One-time water sale from to Turlock a good idea


June 10, 2013 

PG TID Headquarters

(Patty Guerra/ - Exterior of the Turlock Irrigation District building. April 18, 2011

PATTY GUERRA — Modesto Bee

— At its meeting this morning, the Modesto Irrigation District board will consider selling some of its water. A year ago, that would have set off a firestorm.

But this proposed sale is one-time, rather small and amounts to helping out a partner agency, the Turlock Irrigation District. We see no good reason for MID directors to turn down the TID's request to buy up to 7,000 acre-feet of water later this summer to assist local farmers who are getting less than their normal allotment.

The TID is responding to dairy owners and others growing corn, oats and other forage crops that need more than the 34 inches that the TID has allocated this year. They will be offered the option of buying additional water at a cost of $100 per acre-foot — the amount of water it costs to cover an acre 1 foot deep. (An acre is about the size of a football field.) The TID is asking to buy the water at the same price and basically just passing the cost through to farmers.

TID president Michael Frantz said that some farmers indicated that the extra water will be well worth the price because it will improve the yield on their crops and keep them from having to buy feed.

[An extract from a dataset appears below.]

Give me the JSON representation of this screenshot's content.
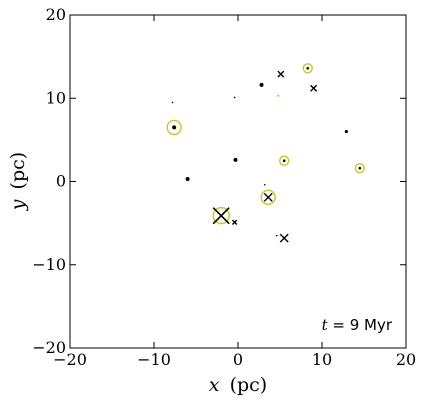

High grain prices are one of several factors hitting dairies hard this year.

Frantz said he doesn't know how many farmers will want to take advantage of the offer. The proposal is written so that the TID only pays for what its irrigators request. The MID staff recommends that the sale be made, in part, because it could provide up to $700,000 for its water operations — which consistently operate in the red.

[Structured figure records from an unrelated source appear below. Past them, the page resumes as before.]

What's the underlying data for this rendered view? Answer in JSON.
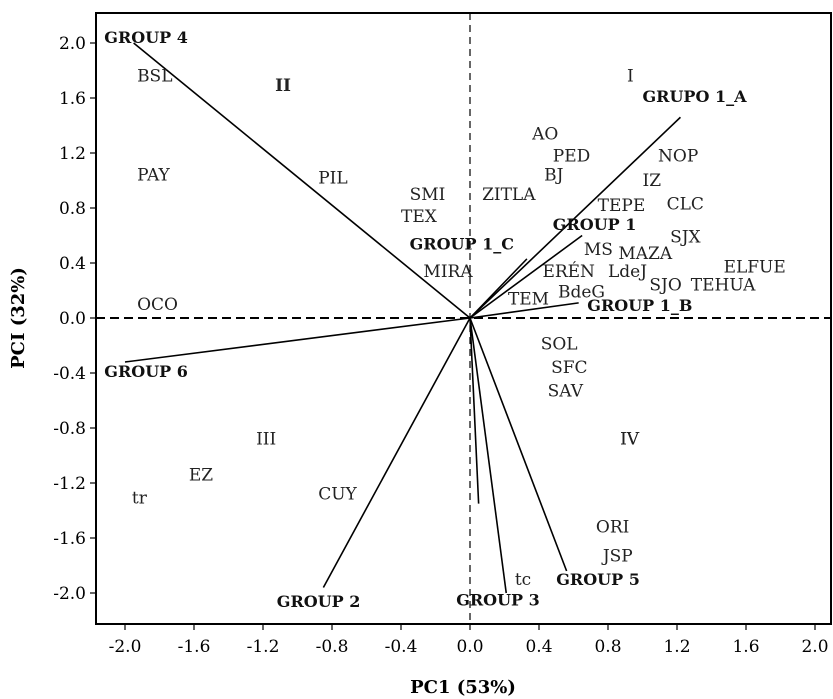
{
  "chart_data": {
    "type": "scatter",
    "xlabel": "PC1 (53%)",
    "ylabel": "PCI (32%)",
    "xlim": [
      -2.15,
      2.15
    ],
    "ylim": [
      -2.25,
      2.2
    ],
    "x_ticks": [
      -2.0,
      -1.6,
      -1.2,
      -0.8,
      -0.4,
      0.0,
      0.4,
      0.8,
      1.2,
      1.6,
      2.0
    ],
    "y_ticks": [
      2.0,
      1.6,
      1.2,
      0.8,
      0.4,
      0.0,
      -0.4,
      -0.8,
      -1.2,
      -1.6,
      -2.0
    ],
    "tick_labels_x": [
      "-2.0",
      "-1.6",
      "-1.2",
      "-0.8",
      "-0.4",
      "0.0",
      "0.4",
      "0.8",
      "1.2",
      "1.6",
      "2.0"
    ],
    "tick_labels_y": [
      "2.0",
      "1.6",
      "1.2",
      "0.8",
      "0.4",
      "0.0",
      "-0.4",
      "-0.8",
      "-1.2",
      "-1.6",
      "-2.0"
    ],
    "grid": false,
    "reference_lines": {
      "x0": "dashed",
      "y0": "dashed"
    },
    "vectors": [
      {
        "name": "GROUP 4",
        "x": -1.95,
        "y": 2.0,
        "label_x": -2.12,
        "label_y": 2.0
      },
      {
        "name": "GRUPO 1_A",
        "x": 1.22,
        "y": 1.46,
        "label_x": 1.0,
        "label_y": 1.57
      },
      {
        "name": "GROUP 1",
        "x": 0.65,
        "y": 0.6,
        "label_x": 0.48,
        "label_y": 0.64
      },
      {
        "name": "GROUP 1_C",
        "x": 0.33,
        "y": 0.43,
        "label_x": -0.35,
        "label_y": 0.5
      },
      {
        "name": "GROUP 1_B",
        "x": 0.63,
        "y": 0.11,
        "label_x": 0.68,
        "label_y": 0.05
      },
      {
        "name": "GROUP 6",
        "x": -2.0,
        "y": -0.32,
        "label_x": -2.12,
        "label_y": -0.43
      },
      {
        "name": "GROUP 2",
        "x": -0.85,
        "y": -1.96,
        "label_x": -1.12,
        "label_y": -2.1
      },
      {
        "name": "GROUP 3",
        "x": 0.21,
        "y": -2.0,
        "label_x": -0.08,
        "label_y": -2.09
      },
      {
        "name": "GROUP 5",
        "x": 0.56,
        "y": -1.84,
        "label_x": 0.5,
        "label_y": -1.94
      },
      {
        "name": "",
        "x": 0.05,
        "y": -1.35,
        "label_x": 0.05,
        "label_y": -1.35
      }
    ],
    "points": [
      {
        "label": "BSL",
        "x": -1.93,
        "y": 1.72
      },
      {
        "label": "PAY",
        "x": -1.93,
        "y": 1.0
      },
      {
        "label": "PIL",
        "x": -0.88,
        "y": 0.98
      },
      {
        "label": "SMI",
        "x": -0.35,
        "y": 0.86
      },
      {
        "label": "TEX",
        "x": -0.4,
        "y": 0.7
      },
      {
        "label": "MIRA",
        "x": -0.27,
        "y": 0.3
      },
      {
        "label": "OCO",
        "x": -1.93,
        "y": 0.06
      },
      {
        "label": "AO",
        "x": 0.36,
        "y": 1.3
      },
      {
        "label": "PED",
        "x": 0.48,
        "y": 1.14
      },
      {
        "label": "BJ",
        "x": 0.43,
        "y": 1.0
      },
      {
        "label": "ZITLA",
        "x": 0.07,
        "y": 0.86
      },
      {
        "label": "NOP",
        "x": 1.09,
        "y": 1.14
      },
      {
        "label": "IZ",
        "x": 1.0,
        "y": 0.96
      },
      {
        "label": "TEPE",
        "x": 0.74,
        "y": 0.78
      },
      {
        "label": "CLC",
        "x": 1.14,
        "y": 0.79
      },
      {
        "label": "SJX",
        "x": 1.16,
        "y": 0.55
      },
      {
        "label": "MS",
        "x": 0.66,
        "y": 0.46
      },
      {
        "label": "MAZA",
        "x": 0.86,
        "y": 0.43
      },
      {
        "label": "ERÉN",
        "x": 0.42,
        "y": 0.3
      },
      {
        "label": "LdeJ",
        "x": 0.8,
        "y": 0.3
      },
      {
        "label": "ELFUE",
        "x": 1.47,
        "y": 0.33
      },
      {
        "label": "SJO",
        "x": 1.04,
        "y": 0.2
      },
      {
        "label": "TEHUA",
        "x": 1.28,
        "y": 0.2
      },
      {
        "label": "BdeG",
        "x": 0.51,
        "y": 0.15
      },
      {
        "label": "TEM",
        "x": 0.22,
        "y": 0.1
      },
      {
        "label": "SOL",
        "x": 0.41,
        "y": -0.23
      },
      {
        "label": "SFC",
        "x": 0.47,
        "y": -0.4
      },
      {
        "label": "SAV",
        "x": 0.45,
        "y": -0.57
      },
      {
        "label": "IV",
        "x": 0.87,
        "y": -0.92
      },
      {
        "label": "EZ",
        "x": -1.63,
        "y": -1.18
      },
      {
        "label": "tr",
        "x": -1.96,
        "y": -1.35
      },
      {
        "label": "CUY",
        "x": -0.88,
        "y": -1.32
      },
      {
        "label": "ORI",
        "x": 0.73,
        "y": -1.56
      },
      {
        "label": "JSP",
        "x": 0.77,
        "y": -1.77
      },
      {
        "label": "tc",
        "x": 0.26,
        "y": -1.94
      }
    ],
    "quadrant_labels": [
      {
        "label": "I",
        "x": 0.91,
        "y": 1.72,
        "bold": false
      },
      {
        "label": "II",
        "x": -1.13,
        "y": 1.65,
        "bold": true
      },
      {
        "label": "III",
        "x": -1.24,
        "y": -0.92,
        "bold": false
      },
      {
        "label": "IV",
        "x": 0.87,
        "y": -0.92,
        "bold": false
      }
    ]
  }
}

Dozens of water transfers are proposed in California this year because of the near record low rain and snowfall. Last month, Gov. Jerry Brown ordered the state Water Resources Control Board to expedite the approval process for water transfers as a way to help the agriculture industry. The state agency's list shows almost 261,000 acre-feet of transfers proposed, all involving water from the north going to south and west valley irrigation districts. The buyers include Del Puerto Irrigation District and several others in our region.

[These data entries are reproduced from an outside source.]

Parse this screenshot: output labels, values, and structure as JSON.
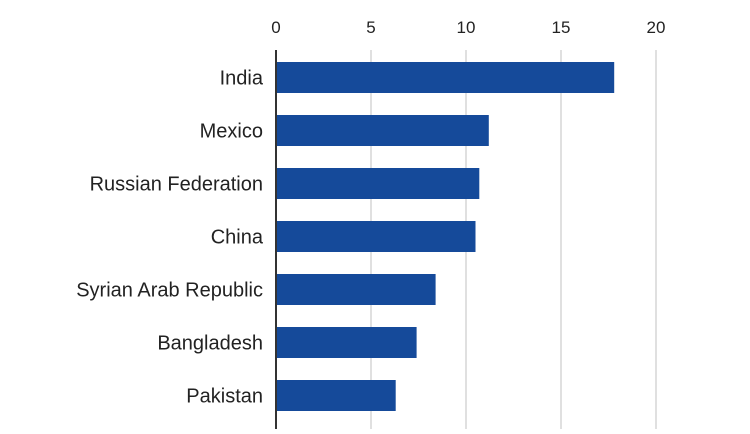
{
  "chart_data": {
    "type": "bar",
    "orientation": "horizontal",
    "title": "",
    "xlabel": "",
    "ylabel": "",
    "categories": [
      "India",
      "Mexico",
      "Russian Federation",
      "China",
      "Syrian Arab Republic",
      "Bangladesh",
      "Pakistan"
    ],
    "values": [
      17.8,
      11.2,
      10.7,
      10.5,
      8.4,
      7.4,
      6.3
    ],
    "xlim": [
      0,
      20
    ],
    "xticks": [
      0,
      5,
      10,
      15,
      20
    ],
    "tick_labels": [
      "0",
      "5",
      "10",
      "15",
      "20"
    ],
    "grid": true,
    "axis_position": "top",
    "bar_color": "#154A9A",
    "grid_color": "#d6d6d6"
  }
}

Frantz said he suggested the $100 price because that is the amount that Westlands offered to pay the Oakdale Irrigation District for water. That sale has not gone through, according to the OID's general manager, because of legal questions.

The transfer between the MID and the TID would not be complicated because they are partners in Don Pedro Reservoir and the water would simply be released at the La Grange diversion dam.

The last time the two districts transferred water was in 1977, in the middle of a drought. According to Bee news reports from that year, the TID asked for and received approval to tap into the minimum pool — the storage area that is usually left untouched. The districts are usually reluctant to take the water level too low because it reduces the ability to produce electricity.

The MID and the TID and many individual farmers are pumping from wells to supplement their supplies this year.

This proposed sale should be approved. It's the kind of thing that partners should do for each other in tough times.

Both irrigation district boards meet at 9 a.m. today in their respective offices. However, the MID meeting opens with a closed-door session, so it is not clear what time the water sale will be discussed.